Liu and Wilson have partnered with Jon Senkowsky, a vascular surgeon at Arlington Memorial Hospital, on the project.
Engineering the Gut Virome for Equol Conversion as a Countermeasure for Arterial Aging
- Daniel Trott, assistant professor of kinesiology
- Justyn Jaworski, assistant professor of bioengineering
Aging is the most predictive risk factor for cardiovascular disease, and recent studies show that gut bacteria can influence cardiovascular health. This project leverages Jaworski’s expertise in engineering bacteria and Trott’s in aging cardiovascular physiology to determine whether gut bacteria can be modified to promote cardiovascular health in advanced age.
Costs and Consequences of Implicit Racial Bias in the Financial Services Industry
- Jandel Crutchfield, assistant professor of social work
- John C. Adams, associate professor of finance
- Emmanuel Morales-Camargo, assistant professor of finance
Over half of U.S. households have invested in at least one mutual fund, but poor mutual fund selection can destroy long-term personal financial health for investors and their families.
Adams, Crutchfield and Morales-Camargo are working to understand the reasons for poor choices in selecting mutual funds by piloting an experimental study that will examine the effects of implicit racial bias in the selection of mutual funds.
Understanding the Dynamic Human Brain During Economic Decision Making with Dual-mode Brain Imaging
- Shuo “Linda” Wang, assistant professor of mechanical and aerospace engineering
- Hanli Liu, professor of bioengineering
- Kay-Yut Chen, professor of information systems and operations management
- Sridhar Nerur, professor of information systems and operations management
Understanding human-driven inventory decision-making is central to improving efficiencies in supply chains and business systems. The goal of the project is to build a biological model of decision-making, capturing the perception of risks and associating decision making in an inventory management scenario.

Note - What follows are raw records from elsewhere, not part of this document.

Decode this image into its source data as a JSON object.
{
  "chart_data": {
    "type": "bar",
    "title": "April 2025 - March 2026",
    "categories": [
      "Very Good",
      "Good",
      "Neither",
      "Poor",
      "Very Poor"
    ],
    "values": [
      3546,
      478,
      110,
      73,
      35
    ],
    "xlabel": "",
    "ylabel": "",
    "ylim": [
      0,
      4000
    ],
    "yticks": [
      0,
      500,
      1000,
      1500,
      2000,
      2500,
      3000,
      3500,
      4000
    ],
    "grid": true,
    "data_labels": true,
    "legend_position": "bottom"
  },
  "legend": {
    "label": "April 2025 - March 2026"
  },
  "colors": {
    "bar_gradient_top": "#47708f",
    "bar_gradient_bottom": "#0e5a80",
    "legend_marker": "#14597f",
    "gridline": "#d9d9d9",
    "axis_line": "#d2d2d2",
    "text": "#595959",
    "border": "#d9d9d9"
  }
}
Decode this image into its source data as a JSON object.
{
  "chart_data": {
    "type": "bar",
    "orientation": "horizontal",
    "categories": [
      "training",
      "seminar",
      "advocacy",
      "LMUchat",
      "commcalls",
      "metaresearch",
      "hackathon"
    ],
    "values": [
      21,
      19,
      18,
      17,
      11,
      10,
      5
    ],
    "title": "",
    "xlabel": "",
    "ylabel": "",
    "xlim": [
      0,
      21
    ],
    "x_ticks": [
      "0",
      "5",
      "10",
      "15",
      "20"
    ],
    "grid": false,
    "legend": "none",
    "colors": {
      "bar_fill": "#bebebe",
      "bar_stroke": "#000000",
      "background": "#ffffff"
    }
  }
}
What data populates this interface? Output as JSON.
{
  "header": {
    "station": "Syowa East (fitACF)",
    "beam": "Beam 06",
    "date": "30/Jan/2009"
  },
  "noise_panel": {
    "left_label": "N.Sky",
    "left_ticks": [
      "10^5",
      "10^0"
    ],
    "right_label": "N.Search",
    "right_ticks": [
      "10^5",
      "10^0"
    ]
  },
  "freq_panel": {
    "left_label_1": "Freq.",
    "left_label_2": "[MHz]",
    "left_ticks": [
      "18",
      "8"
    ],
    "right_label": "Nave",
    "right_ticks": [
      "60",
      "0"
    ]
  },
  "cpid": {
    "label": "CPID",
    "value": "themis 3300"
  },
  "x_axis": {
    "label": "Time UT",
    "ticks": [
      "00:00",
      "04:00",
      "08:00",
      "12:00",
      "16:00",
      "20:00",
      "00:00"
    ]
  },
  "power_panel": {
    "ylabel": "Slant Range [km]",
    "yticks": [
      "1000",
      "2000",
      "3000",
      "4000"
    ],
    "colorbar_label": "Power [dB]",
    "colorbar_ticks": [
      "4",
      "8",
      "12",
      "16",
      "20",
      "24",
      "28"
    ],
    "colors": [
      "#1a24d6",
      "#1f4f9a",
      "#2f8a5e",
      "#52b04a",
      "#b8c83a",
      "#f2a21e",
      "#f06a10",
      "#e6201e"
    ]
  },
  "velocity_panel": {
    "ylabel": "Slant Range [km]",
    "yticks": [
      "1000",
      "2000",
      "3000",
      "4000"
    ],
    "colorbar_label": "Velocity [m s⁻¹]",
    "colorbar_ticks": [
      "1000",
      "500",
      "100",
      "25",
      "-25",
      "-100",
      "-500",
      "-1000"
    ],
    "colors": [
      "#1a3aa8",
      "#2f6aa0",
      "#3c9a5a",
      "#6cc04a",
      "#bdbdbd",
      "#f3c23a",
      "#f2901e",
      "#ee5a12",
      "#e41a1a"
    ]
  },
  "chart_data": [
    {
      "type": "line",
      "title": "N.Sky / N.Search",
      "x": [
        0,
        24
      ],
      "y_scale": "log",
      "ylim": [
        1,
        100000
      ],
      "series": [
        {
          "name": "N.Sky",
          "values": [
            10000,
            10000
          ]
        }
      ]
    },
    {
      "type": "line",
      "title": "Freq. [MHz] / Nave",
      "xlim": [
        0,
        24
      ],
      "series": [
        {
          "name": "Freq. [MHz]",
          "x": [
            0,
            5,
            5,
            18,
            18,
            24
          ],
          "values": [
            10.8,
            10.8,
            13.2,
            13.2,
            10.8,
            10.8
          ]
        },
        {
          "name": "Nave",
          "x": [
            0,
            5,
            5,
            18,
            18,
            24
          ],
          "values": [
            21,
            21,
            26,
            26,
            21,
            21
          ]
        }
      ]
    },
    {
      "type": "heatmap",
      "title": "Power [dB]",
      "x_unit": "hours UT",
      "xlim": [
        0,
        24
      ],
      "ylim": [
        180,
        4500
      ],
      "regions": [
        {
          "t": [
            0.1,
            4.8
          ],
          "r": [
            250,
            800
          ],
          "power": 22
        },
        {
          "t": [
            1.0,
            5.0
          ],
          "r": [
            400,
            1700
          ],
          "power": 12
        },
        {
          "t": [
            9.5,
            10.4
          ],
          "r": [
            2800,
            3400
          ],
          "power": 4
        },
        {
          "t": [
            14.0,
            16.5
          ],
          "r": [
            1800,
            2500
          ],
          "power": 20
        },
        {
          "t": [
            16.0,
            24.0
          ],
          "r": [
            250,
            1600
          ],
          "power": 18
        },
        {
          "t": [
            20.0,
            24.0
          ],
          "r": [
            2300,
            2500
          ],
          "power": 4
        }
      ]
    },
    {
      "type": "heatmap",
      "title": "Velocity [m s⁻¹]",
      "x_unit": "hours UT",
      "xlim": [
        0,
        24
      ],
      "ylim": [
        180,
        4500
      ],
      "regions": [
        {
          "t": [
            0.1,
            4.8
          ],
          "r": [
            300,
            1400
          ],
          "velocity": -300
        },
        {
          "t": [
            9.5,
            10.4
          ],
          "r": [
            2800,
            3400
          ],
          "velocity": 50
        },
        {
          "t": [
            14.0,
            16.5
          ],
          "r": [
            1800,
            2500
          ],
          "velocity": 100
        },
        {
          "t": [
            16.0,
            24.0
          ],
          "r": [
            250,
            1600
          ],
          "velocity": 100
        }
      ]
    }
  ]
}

New Bulk and Thin Film Phosphor Materials to Meet Challenges in Solid-State Lighting: A Collaborative Chemical and Engineering Approach
- Robin Macaluso, associate professor of chemistry
- Weidong Zhou, professor of electrical engineering
Macaluso and Zhou are addressing challenges in solid-state lighting efficiency that will continue to reduce global energy consumption. This team combines expertise in materials synthesis and fabrication and characterization of semiconductor optoelectronic materials and devices to explore inorganic sulfides and oxysulfides as potential solid-state lighting phosphor materials.